A parallelogram is a simple yet fascinating geometric shape characterized by having opposite sides that are parallel and equal in length. It's one of the building blocks of geometry studies, as many other shapes stem from its basic structure. To identify a parallelogram, one can use the property that both pairs of opposite sides are equal. In the exercise, we see this with distances:

• \(d_{AB} = d_{CD} = \sqrt{10}\)
• \(d_{BC} = d_{DA} = \sqrt{18}\)

When both pairs of opposite sides are equal, it signals the possibility of a parallelogram. However, additional checks, such as angle verification, are necessary to fully classify the shape.A parallelogram can come in different forms like a rectangle, rhombus or square, depending on additional properties such as the angles or side lengths being equal across the board. This distinction makes learning about parallelograms pivotal in geometry.

Dot Product

Dot product is a powerful algebraic operation in geometry that helps determine angles between two vectors. This technique is widely used to study directional relations and is essential for finding out if angles meet certain criteria, such as being perpendicular or parallel. The dot product of two vectors \( \vec{A} \) and \( \vec{B} \) is given by the formula:\[A \cdot B = |A||B|\cos(\theta)\]where \( \theta \) is the angle between the vectors.To calculate it, we multiply corresponding components of the vectors and add them up. Like in the exercise:

• \(\vec{AB} = \langle 3, 1 \) and \(\vec{BC} = \langle 3, 3 \).
• The dot product \(\vec{AB} \cdot \vec{BC} = 3 \times 3 + 1 \times 3 = 12\).

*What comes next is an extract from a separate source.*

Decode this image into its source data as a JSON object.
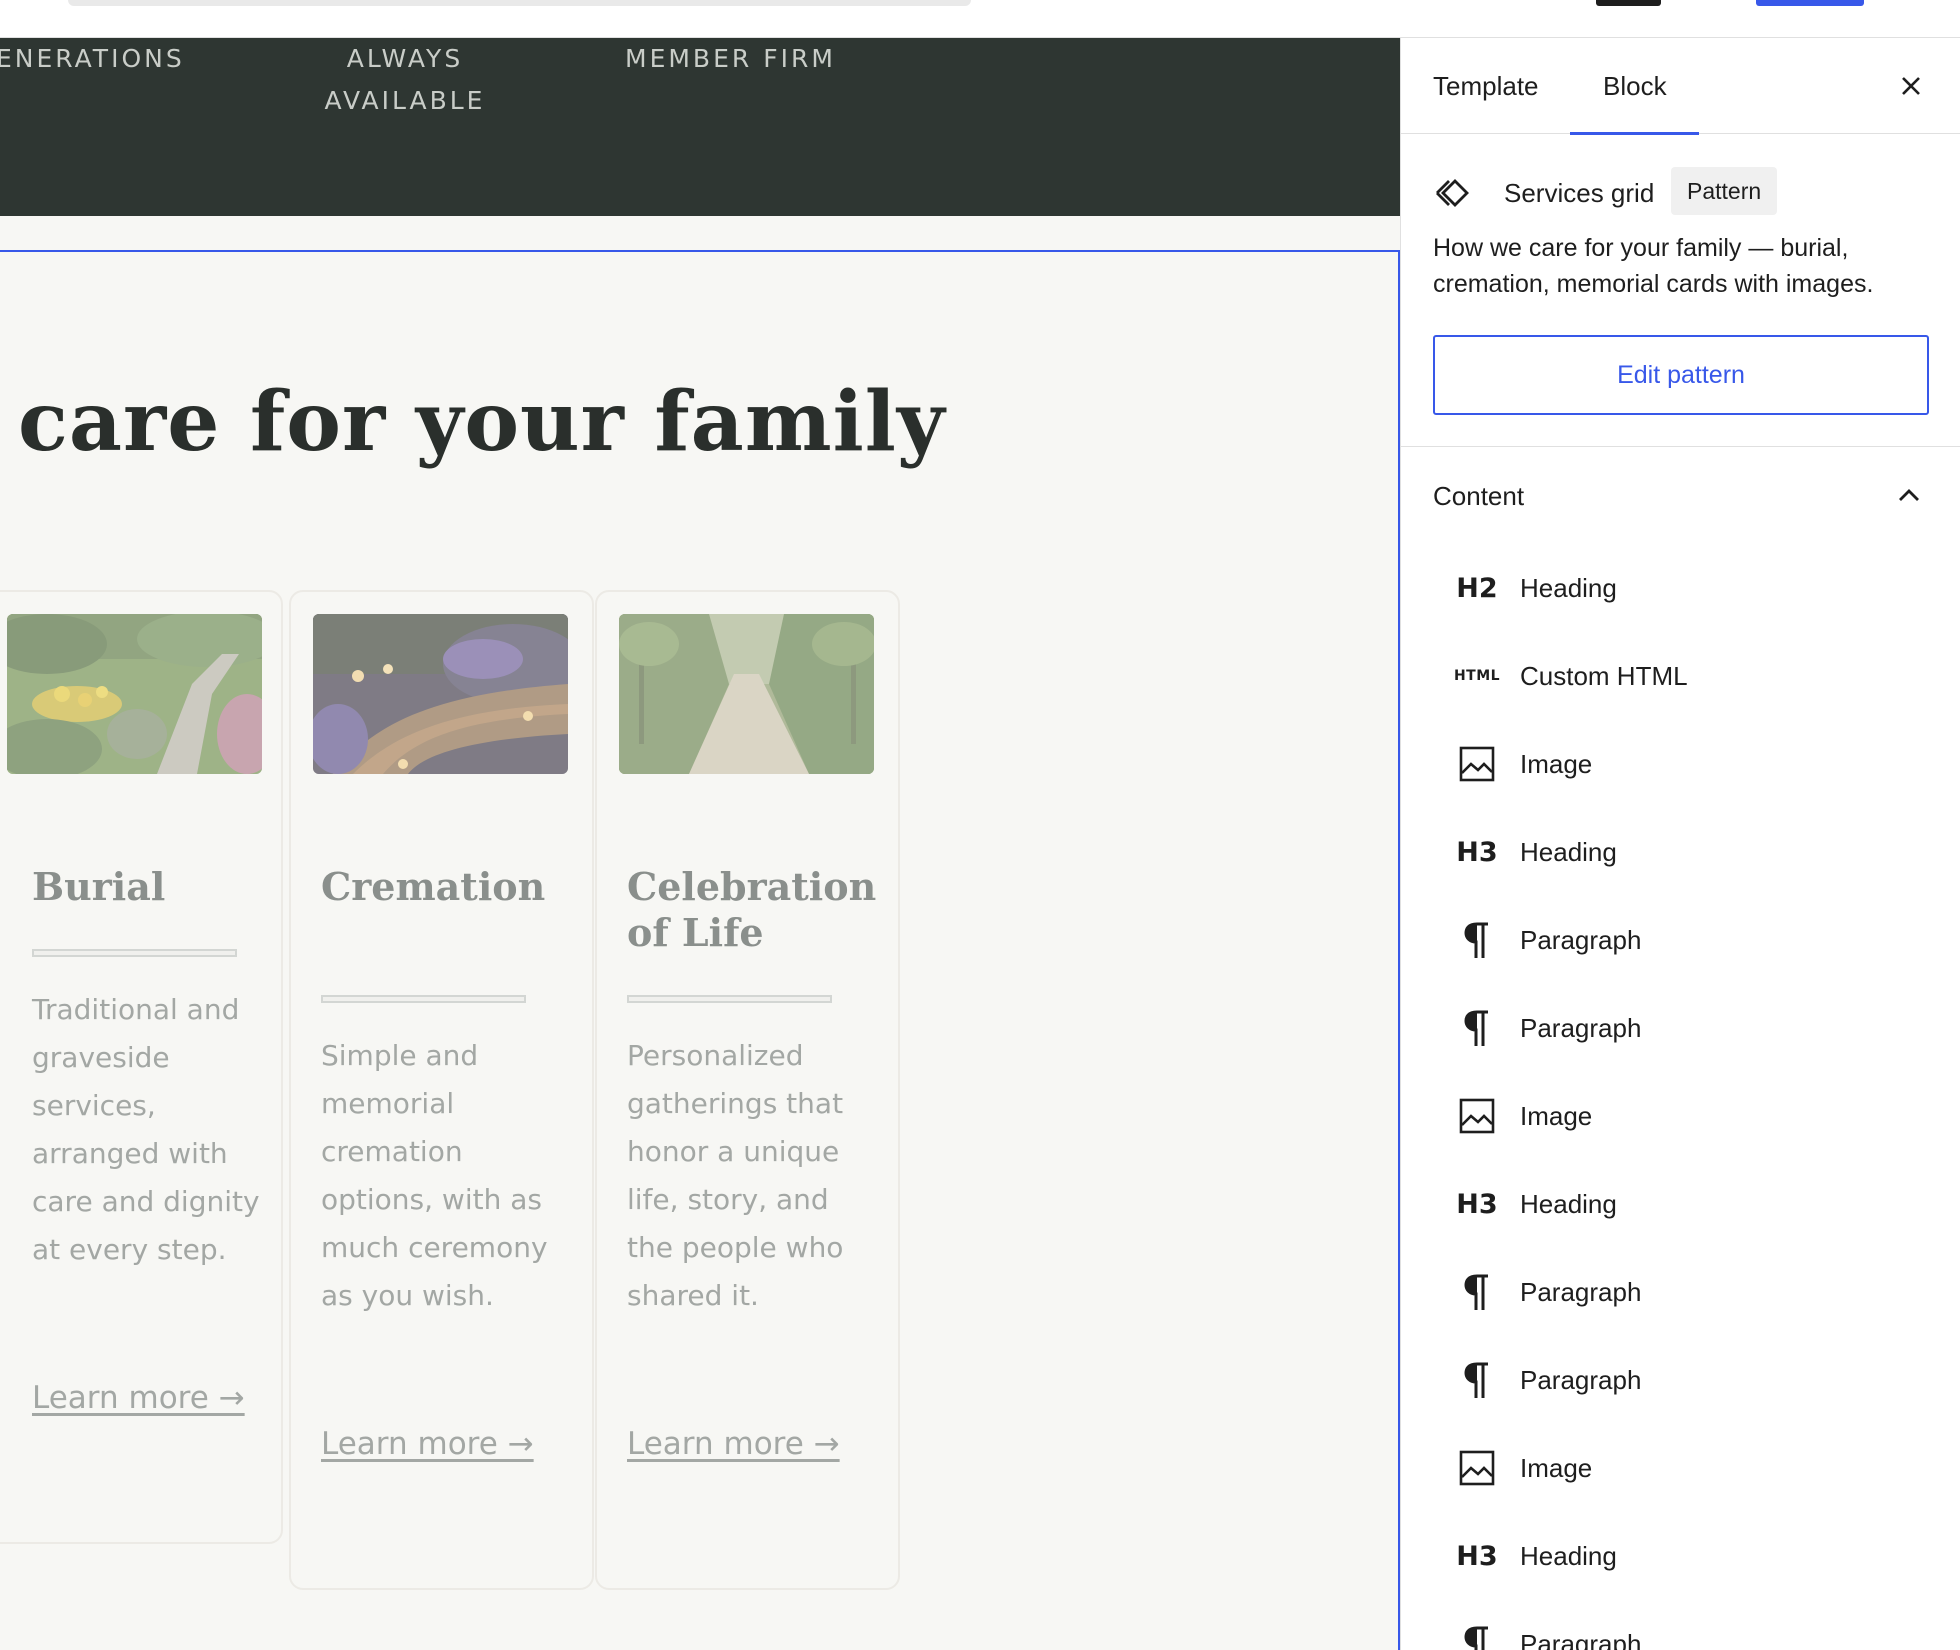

By knowing the dot product and the magnitudes of the vectors, which are \(\sqrt{10}\) and \(\sqrt{18}\) respectively, we find out whether the vectors form a 90-degree angle or not. In this case, the cosine of angle shown was not zero, indicating a non-right angle.

Geometry Concepts

Geometry is a branch of mathematics centered around the properties and relations of points, lines, surfaces, and solids. It's all about shapes and spatial understanding. In a geometry setting, various types of quadrilaterals (four-sided polygons) are explored, each having unique properties. Common quadrilateral types include:

• Square: All sides equal, all angles right angles.
• Rectangle: Opposite sides equal, all angles right angles.
• Rhombus: All sides equal, opposite angles equal.
• Parallelogram: Opposite sides equal and parallel.
• Trapezoid: At least one pair of opposite sides parallel.

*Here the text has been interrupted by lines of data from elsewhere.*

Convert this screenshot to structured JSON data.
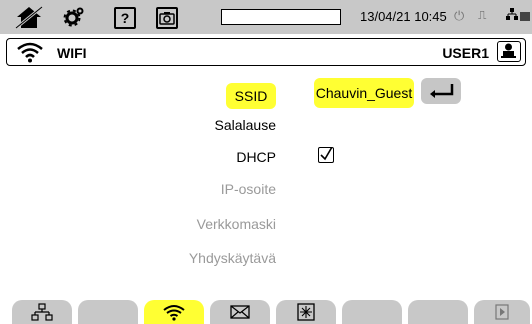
{
  "statusbar": {
    "home_icon": "home-icon",
    "gear_icon": "gear-icon",
    "help_label": "?",
    "camera_icon": "camera-icon",
    "datetime": "13/04/21 10:45",
    "power_icon": "power-icon",
    "usb_icon": "usb-icon",
    "network_icon": "network-icon",
    "battery_icon": "battery-icon"
  },
  "header": {
    "icon": "wifi-icon",
    "title": "WIFI",
    "user": "USER1",
    "lock_icon": "user-lock-icon"
  },
  "form": {
    "ssid_label": "SSID",
    "ssid_value": "Chauvin_Guest",
    "password_label": "Salalause",
    "dhcp_label": "DHCP",
    "dhcp_checked": true,
    "ip_label": "IP-osoite",
    "netmask_label": "Verkkomaski",
    "gateway_label": "Yhdyskäytävä"
  },
  "tabs": [
    {
      "icon": "ethernet-icon",
      "active": false
    },
    {
      "icon": "",
      "active": false
    },
    {
      "icon": "wifi-icon",
      "active": true
    },
    {
      "icon": "mail-icon",
      "active": false
    },
    {
      "icon": "server-icon",
      "active": false
    },
    {
      "icon": "",
      "active": false
    },
    {
      "icon": "",
      "active": false
    },
    {
      "icon": "next-page-icon",
      "active": false
    }
  ],
  "colors": {
    "highlight": "#ffff33",
    "statusbar_bg": "#c8c8c8",
    "dim_text": "#9a9a9a"
  }
}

The classification of any shape hinges on these parameters. In practical applications, problems often involve verifying these definitions through calculations like side lengths or angles, employing techniques like the distance formula or dot product test. Classifying a quadrilateral can sometimes require the combination of multiple geometric principles like parallelism, congruence, and the properties of angles.